How have you chosen which companies to work with since starting Foster & Kin?
It's a small set of companies. Usually start-ups and scale-ups. At the beginning, and I realised this was partly ego, I thought I needed to bring in big corporate clients because it would look good on LinkedIn and help bring in other clients. But I enjoy working with scale-ups and start-ups much more. This comes down to the way in which the people you work with are personally invested in their companies versus someone who works for a corporate. I know from first hand experience what corporate culture is like and often it’s not great. A lot of them don’t treat their partners well and have special departments to squeeze your rates as much as possible before you start working with them. That's such a toxic way to start a relationship. You don't have that with scale-ups. You work with the founder or the CEO, people who are deeply passionate about what they do and who have influence over everything in their business. So you can work on marketing and communication, but also on product development and culture, which is not possible in a corporate organisation. My conclusion of year one is definitely that I'm not attracted by the idea of working for these massive corporations and the work culture they bring with them, because it ultimately means not getting enjoyment out of what you do. Increasingly I also like the idea of not being for everyone... I hope that doesn’t sound too arrogant, or too snobby.
It's not snobby if it’s for the right reasons. It’s about creating a sense of clarity around the way you want to work as well as being uncompromising about what you will and won’t do.
One of the highlights of my year was actually handing a project back. I was involved in a project and it had a toxic client. I had a presentation and this person was very rude, and it wasn't the first time. At first my reaction was to stand there and take it but that evening I realised that the whole point of independence was being able to define what you want to do and to say no to things you aren’t comfortable with. So I gave it back. The next day I called them. I was, like, “Hey, I'm very sorry but I really don't like that way of working. So I’m going to hand this assignment back and I can connect you with someone else.” And that was one of the highlights of the year. That felt like such a win.

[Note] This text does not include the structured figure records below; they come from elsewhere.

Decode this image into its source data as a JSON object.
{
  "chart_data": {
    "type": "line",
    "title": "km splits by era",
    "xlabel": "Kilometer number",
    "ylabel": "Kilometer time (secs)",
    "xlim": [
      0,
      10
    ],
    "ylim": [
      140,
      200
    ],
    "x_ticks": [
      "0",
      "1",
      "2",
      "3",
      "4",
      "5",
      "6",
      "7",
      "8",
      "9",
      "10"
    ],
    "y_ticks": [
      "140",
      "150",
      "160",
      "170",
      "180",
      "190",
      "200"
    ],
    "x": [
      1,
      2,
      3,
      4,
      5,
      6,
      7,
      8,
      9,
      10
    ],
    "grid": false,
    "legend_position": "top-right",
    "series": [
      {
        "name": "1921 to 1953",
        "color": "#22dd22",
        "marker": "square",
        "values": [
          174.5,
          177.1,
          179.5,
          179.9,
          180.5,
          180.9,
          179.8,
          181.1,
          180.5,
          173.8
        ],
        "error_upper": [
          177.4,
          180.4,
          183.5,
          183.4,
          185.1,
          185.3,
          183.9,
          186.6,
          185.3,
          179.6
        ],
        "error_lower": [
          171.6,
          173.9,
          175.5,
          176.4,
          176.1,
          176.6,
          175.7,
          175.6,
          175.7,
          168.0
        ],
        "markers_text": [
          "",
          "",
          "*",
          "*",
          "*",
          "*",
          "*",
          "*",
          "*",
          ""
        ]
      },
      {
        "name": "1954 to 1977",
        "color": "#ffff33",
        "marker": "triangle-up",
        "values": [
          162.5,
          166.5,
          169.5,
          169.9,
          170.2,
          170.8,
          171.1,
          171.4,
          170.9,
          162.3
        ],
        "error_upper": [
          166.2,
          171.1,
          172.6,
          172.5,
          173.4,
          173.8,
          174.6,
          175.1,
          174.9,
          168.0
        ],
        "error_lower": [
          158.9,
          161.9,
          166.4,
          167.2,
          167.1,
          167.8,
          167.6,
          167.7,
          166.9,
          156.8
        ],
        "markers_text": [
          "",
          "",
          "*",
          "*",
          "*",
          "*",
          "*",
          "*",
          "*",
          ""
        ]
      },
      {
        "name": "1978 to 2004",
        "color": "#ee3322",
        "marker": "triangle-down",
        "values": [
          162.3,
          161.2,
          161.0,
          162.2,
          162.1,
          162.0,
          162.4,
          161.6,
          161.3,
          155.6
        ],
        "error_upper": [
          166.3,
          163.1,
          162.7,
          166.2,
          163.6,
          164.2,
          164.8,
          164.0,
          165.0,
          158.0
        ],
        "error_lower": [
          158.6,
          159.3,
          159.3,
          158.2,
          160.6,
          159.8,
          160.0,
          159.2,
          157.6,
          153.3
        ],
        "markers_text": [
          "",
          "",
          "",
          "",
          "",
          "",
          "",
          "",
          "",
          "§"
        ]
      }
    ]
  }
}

Who are your dream people to work with?
People who are innovative, who solve things. Companies with very strong and simple solutions led by a group of people who are passionate about what they do and genuinely nice. That, to me, is a dream client. I also like to work with clients who are design-minded and want to make things as beautiful and as good as possible. There’s a German coffee roaster called Bonanza who have the motto that everything they do should be “unnecessarily good.” It's not strictly necessary to do it that way, but they do it anyway. I love the sentiment. I wish I had come up with that.